Decimos “respuesta emocional”, porque en una tertulia que comienza distendidamente sobre creencias, casi nunca guían las consideraciones racionales de cualquier asunto relacionado con ellas. Unas veces es el silencio espeso con que reciben lo que oyen; otras veces es la imperiosa necesidad de cambiar de asunto, cuando no ausentarse; y muchas, las imprecaciones en que terminan los argumentos.
Lo vemos en detalles o asuntos nimios que parecen menores. Un ejemplo que siempre me ha producido cierta perplejidad, cuando en la misa al finalizar una de las tres lecturas dominicales se dice: “Palabra de Dios”. He aquí una típica creencia que condiciona vida y cultura de millones de personas. Cierto que la mayor parte de los fieles responde sin saber qué implica su respuesta, expresada como por reflejo condicionado, “Te alabamos, Señor”.
No es así en el caso de quien asume lo que se dice con cierto grado de fanatismo, cual es la creencia de que eso es cierto. El creyente piadoso y concienciado asiente creyendo, y sabiendo, que El Señor dictó su palabra a determinados profetas y ellos han transmitido el mensaje de Dios recogido en varios libros cuyo conjunto forma ‘la Biblia’. Por lo tanto –dice— ‘yo creo’ que esa es la palabra de Dios”.
Las respuestas racionales a esa convicción son varias y, por supuesto, bajo el punto de vista racional, incontestables: ¿no es palabra de Dios, también, lo que viene escrito en los libros de todas las religiones, las más de las veces entre sí excluyentes? ¿Cómo no pensar que en la redacción de tales libros están presentes la raza, el lugar de nacimiento, la tribu, la organización social, el lenguaje? ¿No indican nada las incitaciones hacia la violencia de que tales libros están llenos?
¿Y qué decir de las fantasías que se vierten en tales escritos? ¿De la conducta perversa que Dios incita a llevar ante quienes no comulgan con sus aberraciones? ¿De su instigación al odio hacia las otras razas? ¿De la justificación de la conducta perversa del fiel creyente?

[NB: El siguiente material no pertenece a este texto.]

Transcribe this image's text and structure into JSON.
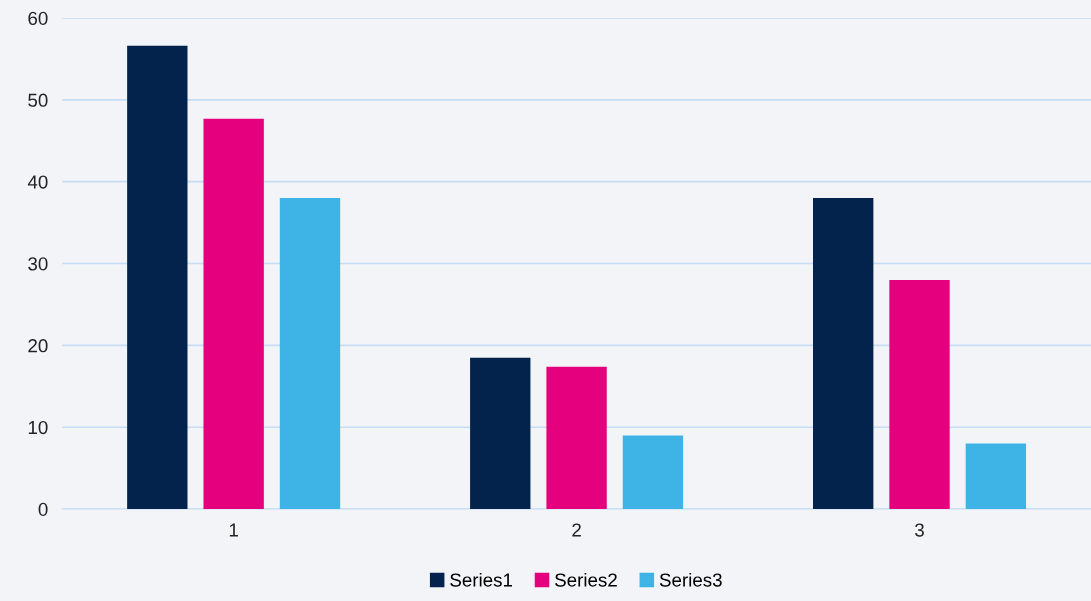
{
  "chart_data": {
    "type": "bar",
    "categories": [
      "1",
      "2",
      "3"
    ],
    "series": [
      {
        "name": "Series1",
        "color": "#03224c",
        "values": [
          56.6,
          18.5,
          38
        ]
      },
      {
        "name": "Series2",
        "color": "#e5007d",
        "values": [
          47.7,
          17.4,
          28
        ]
      },
      {
        "name": "Series3",
        "color": "#3eb4e6",
        "values": [
          38,
          9,
          8
        ]
      }
    ],
    "ylim": [
      0,
      60
    ],
    "yticks": [
      0,
      10,
      20,
      30,
      40,
      50,
      60
    ],
    "grid": "y",
    "legend": "bottom"
  }
}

Hay otras consideraciones más asépticas relacionadas con el estilo, los términos usados, la influencia de religiones anejas. Y aquí entra la razón, es decir, el estudio científico de tal “palabra de Dios”, que lleva a la conclusión de que esos escritos son más palabra de redactores y recopiladores que vivieron en tal fecha determinada.
Es decir, que esa creencia admitida como indubitable de que Dios nos ha hablado y ha escrito un libro para nosotros no lo puede admitir una persona que se guía por su propio raciocinio. ¡Pues es una convicción tan arraigada en la inmensa mayoría de los habitantes de esta Tierra de crédulos que cualquiera puede recibir una reprimenda, un escarnio, un castigo e incluso la pena de muerte si pone en solfa las palabras del “Libro”!
Y curiosamente los regímenes políticos que en teoría son ajenos a consideraciones religiosas en su ordenamiento jurídico, sí se han puesto de acuerdo en “respetar” lo que tales libros contienen. Y está mal o puede ser perseguido el no honestar lo que todos creen.
En un plano menos beligerante o más del día a día, se considera de “mala educación” sacar temas religiosos en las conversaciones normales. Se puede criticar cualquier otra cosa de la vida de una persona, sus conocimientos científicos o históricos, su trabajo, sus relaciones o amistades… pero no sus creencias religiosas.